Dans les années 90, Hope Olson critique le système de classification Dewey et met en lumière la marginalisation de certains groupes et de certains sujets dans cet outil de classification[30]. Olson conceptualisant les systèmes de classification par le biais du rapport à l’espace que l’on donne à certains sujets dans ces systèmes. Ainsi, les identités dominantes, soit les catégories homme, blanc, chrétien, hétérosexuel, anglophone, classe moyenne et sans handicap, se voient surreprésentées dans ces systèmes classificatoires. Toutes les identités qui ne font pas partie de ces catégories se retrouvent poussées en marges des catalogues descriptifs.

Puis, en 2001, Hope Olson souligne aussi l’importance du « pouvoir de nommer » que détiennent les professionnels de l’information[31]. En effet, l’acte de sélectionner les termes qui seront utilisés pour nommer l’information n’échappe à aucun de nos biais personnels.

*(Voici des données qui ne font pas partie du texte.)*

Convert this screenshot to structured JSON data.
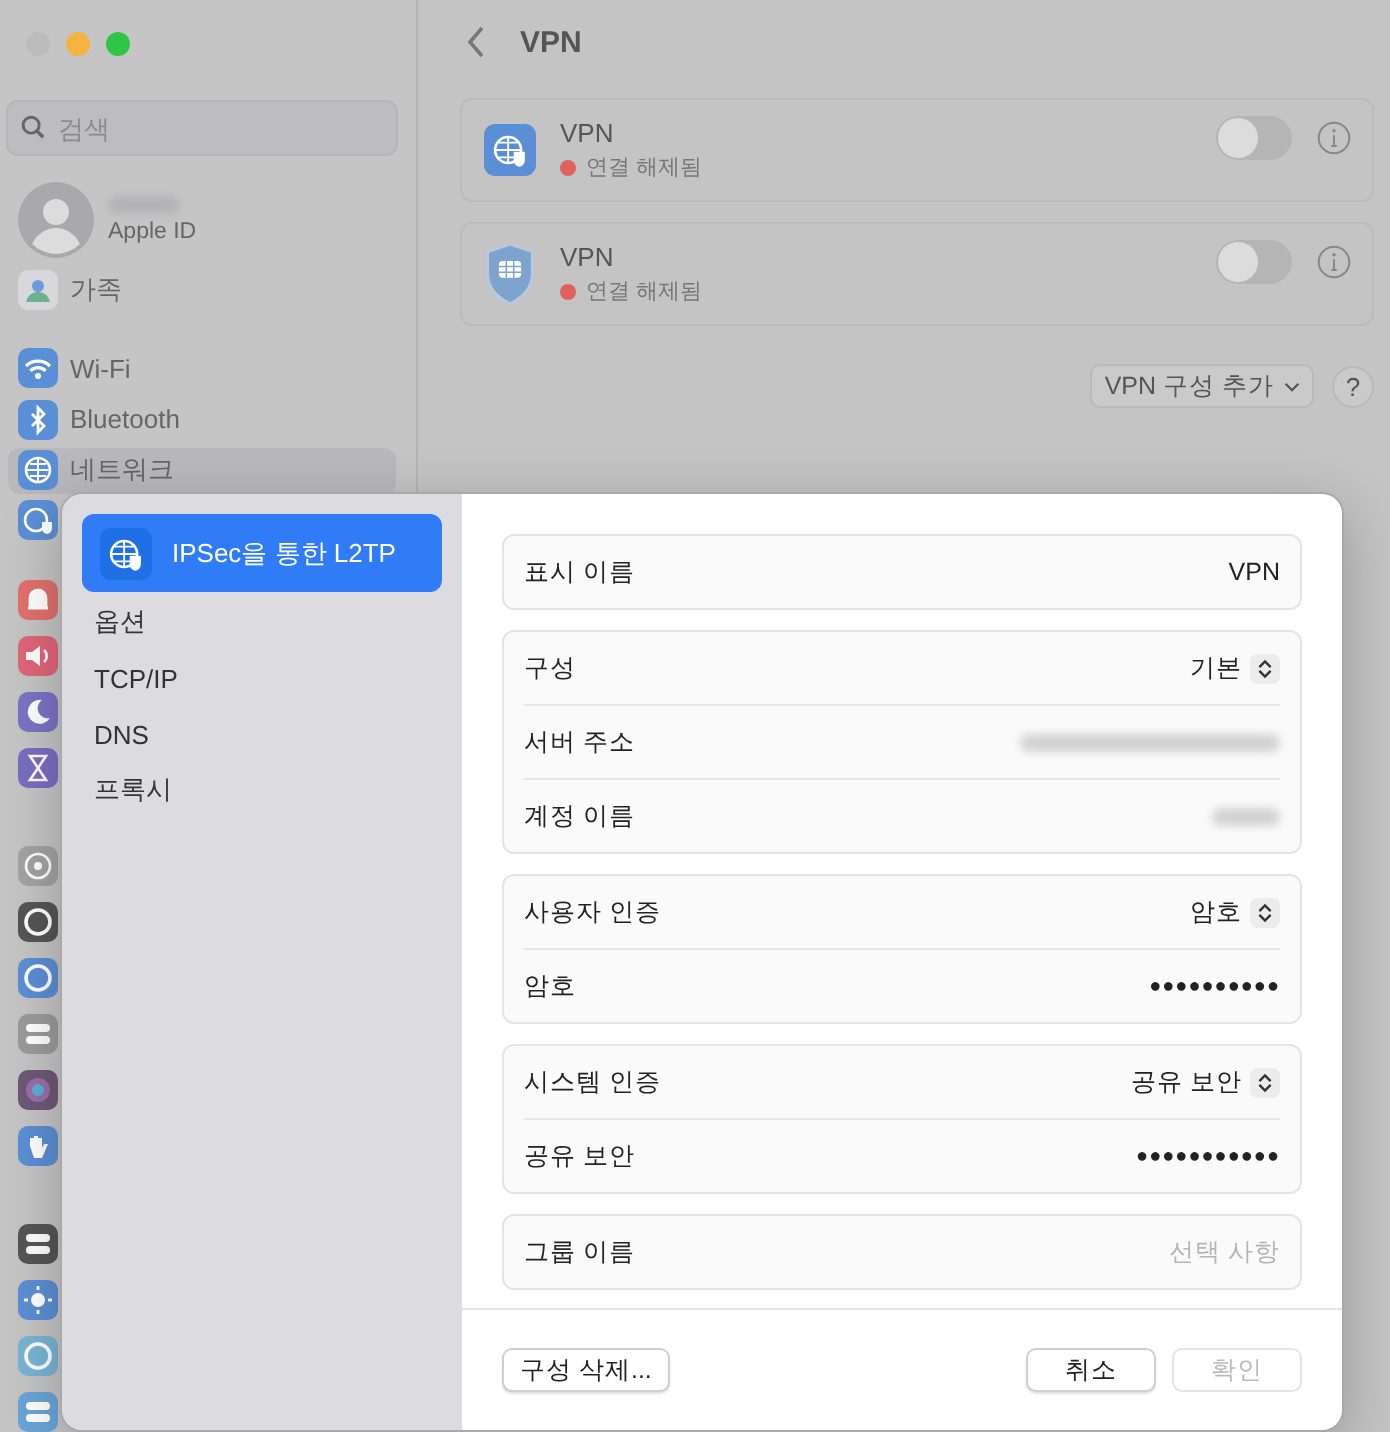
{
  "window": {
    "traffic_lights": [
      {
        "color": "#bdbcbd"
      },
      {
        "color": "#f5b340"
      },
      {
        "color": "#2fc646"
      }
    ]
  },
  "sidebar": {
    "search": {
      "placeholder": "검색"
    },
    "account": {
      "subtitle": "Apple ID"
    },
    "items": [
      {
        "label": "가족",
        "selected": false
      },
      {
        "label": "Wi-Fi",
        "selected": false
      },
      {
        "label": "Bluetooth",
        "selected": false
      },
      {
        "label": "네트워크",
        "selected": true
      }
    ]
  },
  "page": {
    "title": "VPN",
    "services": [
      {
        "name": "VPN",
        "status": "연결 해제됨",
        "color": "#e0625e",
        "on": false
      },
      {
        "name": "VPN",
        "status": "연결 해제됨",
        "color": "#e0625e",
        "on": false
      }
    ],
    "add_button": "VPN 구성 추가",
    "help_button": "?"
  },
  "sheet": {
    "nav": [
      {
        "label": "IPSec을 통한 L2TP",
        "selected": true
      },
      {
        "label": "옵션",
        "selected": false
      },
      {
        "label": "TCP/IP",
        "selected": false
      },
      {
        "label": "DNS",
        "selected": false
      },
      {
        "label": "프록시",
        "selected": false
      }
    ],
    "groups": [
      [
        {
          "kind": "text",
          "label": "표시 이름",
          "value": "VPN"
        }
      ],
      [
        {
          "kind": "popup",
          "label": "구성",
          "value": "기본"
        },
        {
          "kind": "redacted",
          "label": "서버 주소"
        },
        {
          "kind": "redacted",
          "label": "계정 이름"
        }
      ],
      [
        {
          "kind": "popup",
          "label": "사용자 인증",
          "value": "암호"
        },
        {
          "kind": "password",
          "label": "암호",
          "value": "●●●●●●●●●●"
        }
      ],
      [
        {
          "kind": "popup",
          "label": "시스템 인증",
          "value": "공유 보안"
        },
        {
          "kind": "password",
          "label": "공유 보안",
          "value": "●●●●●●●●●●●"
        }
      ],
      [
        {
          "kind": "field",
          "label": "그룹 이름",
          "placeholder": "선택 사항"
        }
      ]
    ],
    "delete_button": "구성 삭제...",
    "actions": [
      {
        "label": "취소",
        "disabled": false
      },
      {
        "label": "확인",
        "disabled": true
      }
    ]
  }
}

Le nommage a un effet direct sur le vocabulaire contrôlé, l’indexation et la description des documents, ce qui, en retour, influence la récupération des sources et l’accès à l’information. À titre d’exemple, Olson examine la formation de la Library of Congress Subject Headings, la liste des titres de rubriques (sujets) utilisées dans plusieurs bibliothèques, car facilement reproductible. Olson note que cet outil de catalogage, qui émerge des travaux de Charles Cutter, reproduit la tyrannie d’une majorité perçue. Cutter construit les Rules for a Dictionary Catalogue (Règles pour un catalogue dictionnaire) en 1876 et présume une universalité des connaissances qui devraient être représentées dans un catalogue de bibliothèque. La Library of Congress Subject Headings impose donc un contrôle sur le vocabulaire qui se veut universel tout en étant facilement reproductible. Olson y voit plutôt un vecteur d’exclusion caché sous le voile de la neutralité. Les termes qui sont sélectionnés, ceux qui ne le sont pas et la manière dont ils sont reliés entre eux perpétuent un certain type de croyances et reproduisent les inégalités. De même, la manière dont les termes sont associés aux documents qu’ils décrivent a un impact sur l’accès à ces ressources. En vertu de ces faits, les personnes qui recherchent de l’information sur des sujets marginalisés auront plus de difficulté à trouver ce qu’elles cherchent dans un catalogue de bibliothèque créé à partir de ces outils.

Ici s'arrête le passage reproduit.